Les gilets jaunes réclament l'accès à la société de consommation sans songer à la contester


Gilets jaunes: la révolte des consommateurs qui voulaient consommer plus?
Défilé de gilets jaunes sur les Champs-Elysées, 26 janvier 2019. ©Tristan Reynaud/SIPA / 00892717_000004

Caillou dans la chaussure de la posthistoire, la crise des « gilets jaunes » rappelle à point nommé que le gouvernement des hommes ne se réduit pas à la froide gouvernance. Il est néanmoins regrettable que ces laissés-pour-compte de la mondialisation réclament l’accès à la société de consommation sans songer à la contester.


À la répétition des drames qui endeuillent régulièrement la France, répondent des comportements eux aussi répétitifs faits d’émotion sincère, de rituels codifiés (bougies, fleurs et peluches), et de déclarations plus ou moins convaincantes sur l’acte de « résistance » que représenterait le fait d’aller boire son café comme si de rien n’était non loin d’une scène de crime.
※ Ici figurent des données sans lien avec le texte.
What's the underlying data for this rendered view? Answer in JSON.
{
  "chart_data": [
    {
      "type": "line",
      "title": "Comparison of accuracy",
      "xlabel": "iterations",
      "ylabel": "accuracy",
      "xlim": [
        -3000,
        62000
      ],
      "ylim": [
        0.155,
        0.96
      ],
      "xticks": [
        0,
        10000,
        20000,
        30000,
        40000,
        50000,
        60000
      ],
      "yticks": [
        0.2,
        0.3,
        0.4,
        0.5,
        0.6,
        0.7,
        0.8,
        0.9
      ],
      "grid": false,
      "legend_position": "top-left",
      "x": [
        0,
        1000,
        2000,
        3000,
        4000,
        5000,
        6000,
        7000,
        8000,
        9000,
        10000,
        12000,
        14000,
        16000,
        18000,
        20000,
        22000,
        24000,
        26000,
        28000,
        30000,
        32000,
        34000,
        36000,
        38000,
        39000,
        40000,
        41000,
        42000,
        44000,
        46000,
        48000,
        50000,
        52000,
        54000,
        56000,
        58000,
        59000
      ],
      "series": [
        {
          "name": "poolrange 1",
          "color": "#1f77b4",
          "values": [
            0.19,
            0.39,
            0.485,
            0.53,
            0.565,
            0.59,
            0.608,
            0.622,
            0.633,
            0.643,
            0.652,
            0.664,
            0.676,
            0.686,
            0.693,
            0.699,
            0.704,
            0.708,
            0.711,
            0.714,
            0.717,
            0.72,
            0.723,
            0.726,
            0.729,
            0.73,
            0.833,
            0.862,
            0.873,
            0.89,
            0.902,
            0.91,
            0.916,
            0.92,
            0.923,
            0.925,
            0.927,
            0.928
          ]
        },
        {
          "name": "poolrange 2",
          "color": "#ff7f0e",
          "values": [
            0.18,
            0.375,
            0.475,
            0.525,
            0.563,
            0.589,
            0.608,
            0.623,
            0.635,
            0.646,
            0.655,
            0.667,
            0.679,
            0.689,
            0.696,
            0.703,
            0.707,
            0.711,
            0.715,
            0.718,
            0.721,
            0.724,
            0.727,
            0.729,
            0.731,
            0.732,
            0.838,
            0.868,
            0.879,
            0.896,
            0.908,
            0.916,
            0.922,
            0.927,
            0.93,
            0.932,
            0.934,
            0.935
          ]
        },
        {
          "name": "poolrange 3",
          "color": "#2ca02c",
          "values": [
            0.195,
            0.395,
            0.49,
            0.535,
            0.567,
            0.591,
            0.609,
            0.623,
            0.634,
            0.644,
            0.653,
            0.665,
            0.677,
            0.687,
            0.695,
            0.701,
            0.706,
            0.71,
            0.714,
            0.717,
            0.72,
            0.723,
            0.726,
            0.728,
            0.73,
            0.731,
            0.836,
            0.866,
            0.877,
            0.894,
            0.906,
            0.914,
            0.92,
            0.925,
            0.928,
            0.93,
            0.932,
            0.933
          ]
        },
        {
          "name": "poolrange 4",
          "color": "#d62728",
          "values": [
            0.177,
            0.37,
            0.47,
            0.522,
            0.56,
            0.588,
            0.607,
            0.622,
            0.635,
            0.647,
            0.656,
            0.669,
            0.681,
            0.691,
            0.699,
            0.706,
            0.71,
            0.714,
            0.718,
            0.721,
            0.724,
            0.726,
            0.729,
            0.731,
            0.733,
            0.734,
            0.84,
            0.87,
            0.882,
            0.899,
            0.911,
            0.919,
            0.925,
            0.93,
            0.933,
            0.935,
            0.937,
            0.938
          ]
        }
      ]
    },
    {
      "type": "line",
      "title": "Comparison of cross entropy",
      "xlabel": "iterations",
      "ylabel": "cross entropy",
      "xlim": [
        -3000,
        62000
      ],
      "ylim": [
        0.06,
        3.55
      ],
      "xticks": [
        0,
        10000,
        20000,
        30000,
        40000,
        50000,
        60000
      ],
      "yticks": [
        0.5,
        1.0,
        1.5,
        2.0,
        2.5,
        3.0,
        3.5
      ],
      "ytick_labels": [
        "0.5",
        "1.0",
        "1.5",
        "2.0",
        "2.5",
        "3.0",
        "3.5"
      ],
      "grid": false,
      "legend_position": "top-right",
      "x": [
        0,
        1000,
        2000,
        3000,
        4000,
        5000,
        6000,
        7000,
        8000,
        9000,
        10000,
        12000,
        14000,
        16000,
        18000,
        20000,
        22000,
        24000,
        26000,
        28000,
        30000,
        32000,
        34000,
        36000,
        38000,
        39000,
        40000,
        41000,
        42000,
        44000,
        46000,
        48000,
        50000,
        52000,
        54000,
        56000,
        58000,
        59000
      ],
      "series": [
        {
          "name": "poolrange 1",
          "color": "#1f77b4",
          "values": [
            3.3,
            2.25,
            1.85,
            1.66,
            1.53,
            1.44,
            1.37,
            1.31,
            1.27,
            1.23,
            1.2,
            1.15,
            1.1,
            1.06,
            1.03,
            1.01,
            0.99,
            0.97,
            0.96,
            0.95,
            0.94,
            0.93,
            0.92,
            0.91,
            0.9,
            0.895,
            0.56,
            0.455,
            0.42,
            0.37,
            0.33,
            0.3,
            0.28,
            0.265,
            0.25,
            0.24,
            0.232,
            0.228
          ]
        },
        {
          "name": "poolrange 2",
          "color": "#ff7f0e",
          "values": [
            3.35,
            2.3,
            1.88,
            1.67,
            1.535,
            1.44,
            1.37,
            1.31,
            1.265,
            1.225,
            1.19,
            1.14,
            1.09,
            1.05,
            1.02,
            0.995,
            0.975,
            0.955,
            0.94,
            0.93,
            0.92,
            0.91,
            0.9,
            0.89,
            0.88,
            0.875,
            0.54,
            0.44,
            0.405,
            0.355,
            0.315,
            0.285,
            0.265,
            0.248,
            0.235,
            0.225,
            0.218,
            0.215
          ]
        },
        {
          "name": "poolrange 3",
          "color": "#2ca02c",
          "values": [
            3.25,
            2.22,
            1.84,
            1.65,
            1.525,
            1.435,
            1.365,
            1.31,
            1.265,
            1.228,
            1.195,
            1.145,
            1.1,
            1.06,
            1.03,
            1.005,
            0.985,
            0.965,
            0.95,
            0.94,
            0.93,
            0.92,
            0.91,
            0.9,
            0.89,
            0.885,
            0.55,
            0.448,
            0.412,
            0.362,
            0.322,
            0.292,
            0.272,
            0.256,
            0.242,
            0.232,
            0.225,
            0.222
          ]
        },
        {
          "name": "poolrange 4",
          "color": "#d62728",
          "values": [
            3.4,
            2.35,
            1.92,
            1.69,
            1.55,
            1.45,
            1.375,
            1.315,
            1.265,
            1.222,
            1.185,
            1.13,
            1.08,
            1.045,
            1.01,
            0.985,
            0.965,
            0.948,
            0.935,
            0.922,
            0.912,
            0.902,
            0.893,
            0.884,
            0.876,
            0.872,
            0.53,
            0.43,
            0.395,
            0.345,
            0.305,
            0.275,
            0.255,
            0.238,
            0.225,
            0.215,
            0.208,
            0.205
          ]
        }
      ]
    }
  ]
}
Au train où vont les choses, personne n’accordera bientôt plus qu’une attention flottante aux uns et aux autres : à ceux qui tirent aveuglément dans la foule afin d’imposer leur idéologie mortifère, et à ceux qui encaissent le coup – stoïquement, lâchement ? – pour ne pas « faire le jeu des extrêmes ». Derrière ces drames récurrents qui donnent l’impression de voir un mauvais film tourner en boucle devant un machiniste endormi, se profile pourtant une tragédie dont la rébellion, bien réelle celle-là, des « gilets jaunes » permet d’entrevoir la physionomie ; une tragédie qui, étant d’abord celle du peuple français, pourrait bien être aussi celle de la civilisation occidentale et de toute une époque dont le poète Antonin Artaud disait en 1935 qu’elle était « tragique entre toutes, mais où personne n’est plus à la hauteur de la tragédie »[tooltips content= »Antonin Artaud, Œuvres complètes, t. v, Gallimard, 1964, p. 51. »]1[/tooltips]. Qui l’est davantage aujourd’hui ?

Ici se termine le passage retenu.